Ellen knows of my severe distaste for her choice in lighting fixtures. She doesn’t care. It’s pretty and it adds charm, she says. There’s nothing charming about a five-hundred-pound hanging lantern.

“Whatever,” I say, moving down the hall. “I’ll fix your precious chandelier.”

“I love you!” she calls after me.

I shake my head but can’t help smiling.

After turning off the main electricity, I retrieve the inn’s only ladder from the maintenance closet and set it up in the lobby beneath the chandelier. It wobbles as I climb to the top, and I make a mental note to add “ladder” to Ellen’s New Crap list. This one is probably older than the alarm system.

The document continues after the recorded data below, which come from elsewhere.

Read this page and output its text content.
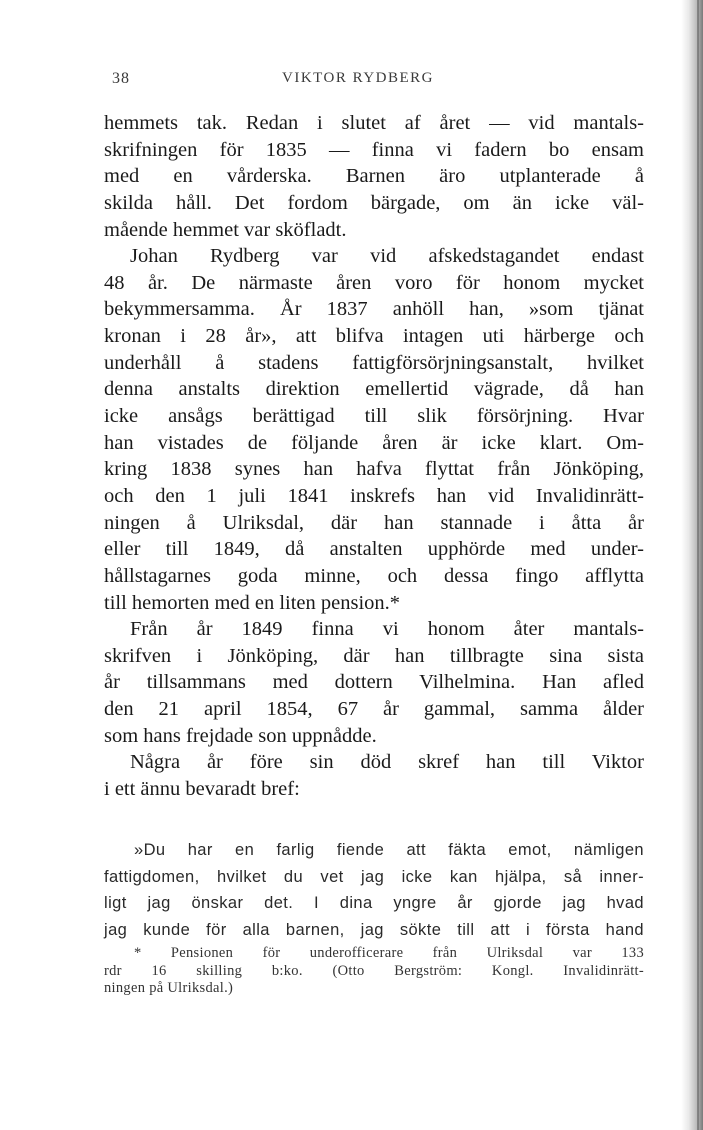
38	VIKTOR RYDBERG
hemmets tak. Redan i slutet af året — vid mantals-
skrifningen för 1835 — finna vi fadern bo ensam
med en vårderska. Barnen äro utplanterade å
skilda håll. Det fordom bärgade, om än icke väl-
mående hemmet var sköfladt.
Johan Rydberg var vid afskedstagandet endast
48 år. De närmaste åren voro för honom mycket
bekymmersamma. År 1837 anhöll han, »som tjänat
kronan i 28 år», att blifva intagen uti härberge och
underhåll å stadens fattigförsörjningsanstalt, hvilket
denna anstalts direktion emellertid vägrade, då han
icke ansågs berättigad till slik försörjning. Hvar
han vistades de följande åren är icke klart. Om-
kring 1838 synes han hafva flyttat från Jönköping,
och den 1 juli 1841 inskrefs han vid Invalidinrätt-
ningen å Ulriksdal, där han stannade i åtta år
eller till 1849, då anstalten upphörde med under-
hållstagarnes goda minne, och dessa fingo afflytta
till hemorten med en liten pension.*
Från år 1849 finna vi honom åter mantals-
skrifven i Jönköping, där han tillbragte sina sista
år tillsammans med dottern Vilhelmina. Han afled
den 21 april 1854, 67 år gammal, samma ålder
som hans frejdade son uppnådde.
Några år före sin död skref han till Viktor
i ett ännu bevaradt bref:
»Du har en farlig fiende att fäkta emot, nämligen
fattigdomen, hvilket du vet jag icke kan hjälpa, så inner-
ligt jag önskar det. I dina yngre år gjorde jag hvad
jag kunde för alla barnen, jag sökte till att i första hand
* Pensionen för underofficerare från Ulriksdal var 133
rdr 16 skilling b:ko. (Otto Bergström: Kongl. Invalidinrätt-
ningen på Ulriksdal.)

I carefully begin unhooking a few chandelier wires under the close and obnoxious scrutiny of one of the inn regulars, Earl Whethers.

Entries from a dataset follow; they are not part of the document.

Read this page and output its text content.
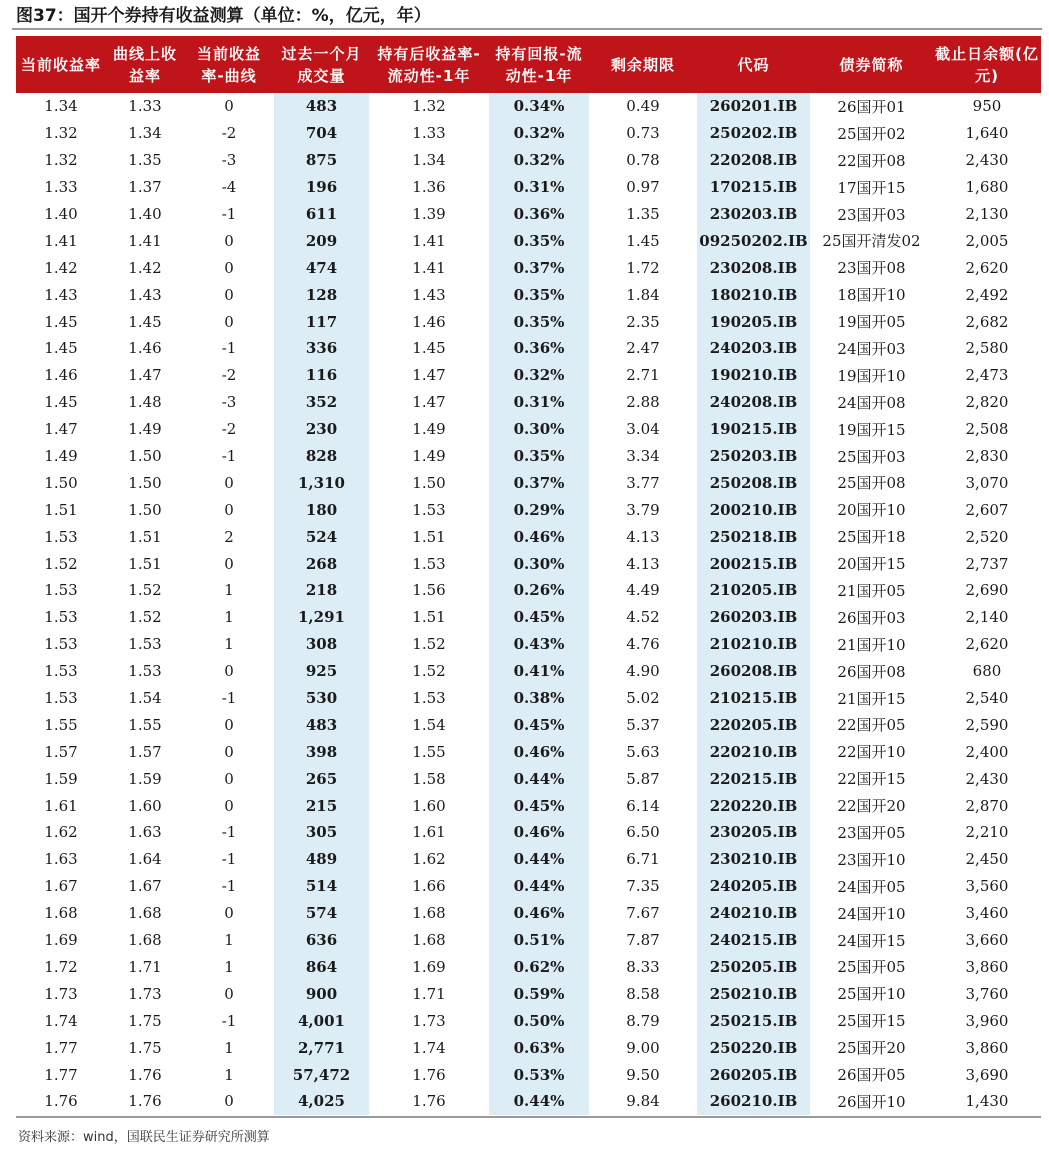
图37：国开个券持有收益测算（单位：%，亿元，年）
当前收益率	曲线上收益率	当前收益率-曲线	过去一个月成交量	持有后收益率-流动性-1年	持有回报-流动性-1年	剩余期限	代码	债券简称	截止日余额(亿元)
1.34	1.33	0	483	1.32	0.34%	0.49	260201.IB	26国开01	950
1.32	1.34	-2	704	1.33	0.32%	0.73	250202.IB	25国开02	1,640
1.32	1.35	-3	875	1.34	0.32%	0.78	220208.IB	22国开08	2,430
1.33	1.37	-4	196	1.36	0.31%	0.97	170215.IB	17国开15	1,680
1.40	1.40	-1	611	1.39	0.36%	1.35	230203.IB	23国开03	2,130
1.41	1.41	0	209	1.41	0.35%	1.45	09250202.IB	25国开清发02	2,005
1.42	1.42	0	474	1.41	0.37%	1.72	230208.IB	23国开08	2,620
1.43	1.43	0	128	1.43	0.35%	1.84	180210.IB	18国开10	2,492
1.45	1.45	0	117	1.46	0.35%	2.35	190205.IB	19国开05	2,682
1.45	1.46	-1	336	1.45	0.36%	2.47	240203.IB	24国开03	2,580
1.46	1.47	-2	116	1.47	0.32%	2.71	190210.IB	19国开10	2,473
1.45	1.48	-3	352	1.47	0.31%	2.88	240208.IB	24国开08	2,820
1.47	1.49	-2	230	1.49	0.30%	3.04	190215.IB	19国开15	2,508
1.49	1.50	-1	828	1.49	0.35%	3.34	250203.IB	25国开03	2,830
1.50	1.50	0	1,310	1.50	0.37%	3.77	250208.IB	25国开08	3,070
1.51	1.50	0	180	1.53	0.29%	3.79	200210.IB	20国开10	2,607
1.53	1.51	2	524	1.51	0.46%	4.13	250218.IB	25国开18	2,520
1.52	1.51	0	268	1.53	0.30%	4.13	200215.IB	20国开15	2,737
1.53	1.52	1	218	1.56	0.26%	4.49	210205.IB	21国开05	2,690
1.53	1.52	1	1,291	1.51	0.45%	4.52	260203.IB	26国开03	2,140
1.53	1.53	1	308	1.52	0.43%	4.76	210210.IB	21国开10	2,620
1.53	1.53	0	925	1.52	0.41%	4.90	260208.IB	26国开08	680
1.53	1.54	-1	530	1.53	0.38%	5.02	210215.IB	21国开15	2,540
1.55	1.55	0	483	1.54	0.45%	5.37	220205.IB	22国开05	2,590
1.57	1.57	0	398	1.55	0.46%	5.63	220210.IB	22国开10	2,400
1.59	1.59	0	265	1.58	0.44%	5.87	220215.IB	22国开15	2,430
1.61	1.60	0	215	1.60	0.45%	6.14	220220.IB	22国开20	2,870
1.62	1.63	-1	305	1.61	0.46%	6.50	230205.IB	23国开05	2,210
1.63	1.64	-1	489	1.62	0.44%	6.71	230210.IB	23国开10	2,450
1.67	1.67	-1	514	1.66	0.44%	7.35	240205.IB	24国开05	3,560
1.68	1.68	0	574	1.68	0.46%	7.67	240210.IB	24国开10	3,460
1.69	1.68	1	636	1.68	0.51%	7.87	240215.IB	24国开15	3,660
1.72	1.71	1	864	1.69	0.62%	8.33	250205.IB	25国开05	3,860
1.73	1.73	0	900	1.71	0.59%	8.58	250210.IB	25国开10	3,760
1.74	1.75	-1	4,001	1.73	0.50%	8.79	250215.IB	25国开15	3,960
1.77	1.75	1	2,771	1.74	0.63%	9.00	250220.IB	25国开20	3,860
1.77	1.76	1	57,472	1.76	0.53%	9.50	260205.IB	26国开05	3,690
1.76	1.76	0	4,025	1.76	0.44%	9.84	260210.IB	26国开10	1,430
资料来源：wind，国联民生证券研究所测算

I’m not sure what it is that draws retired men to my side while I’m fixing things—maybe they find handiwork fascinating, or maybe they’re horribly bored—but I sometimes feel like the Willow Inn sideshow.

Take Earl for instance. He’s pulled up a chair in the lobby and is now watching my every movement with expectant eyes.

And for my next act, I shall fall from this prehistoric climbing contraption and break both legs—with no hands, because they’ll be dangling from this hanging candelabrum after being torn from my body during my amazing fall!

I should set out a tip jar.

Earl scratches his white-whiskered chin. “You sure you know what you’re doing, son?”

“Yes, sir.”

The skin around his faded blue eyes crinkles as he squints up at me. “You look too young to be running the maintenance around here. How old are ya?” He crosses his arms over his short and stocky frame, once probably stacked with muscle, and leans back. His balding head shines a bit in the light streaming in from the lobby windows.

“Almost twenty-one,” I say, shifting the chandelier to my left arm and clenching my jaw under its weight. I find the problem wire and slowly untangle it from the others.

“Did you disconnect the electricity before climbing up there?”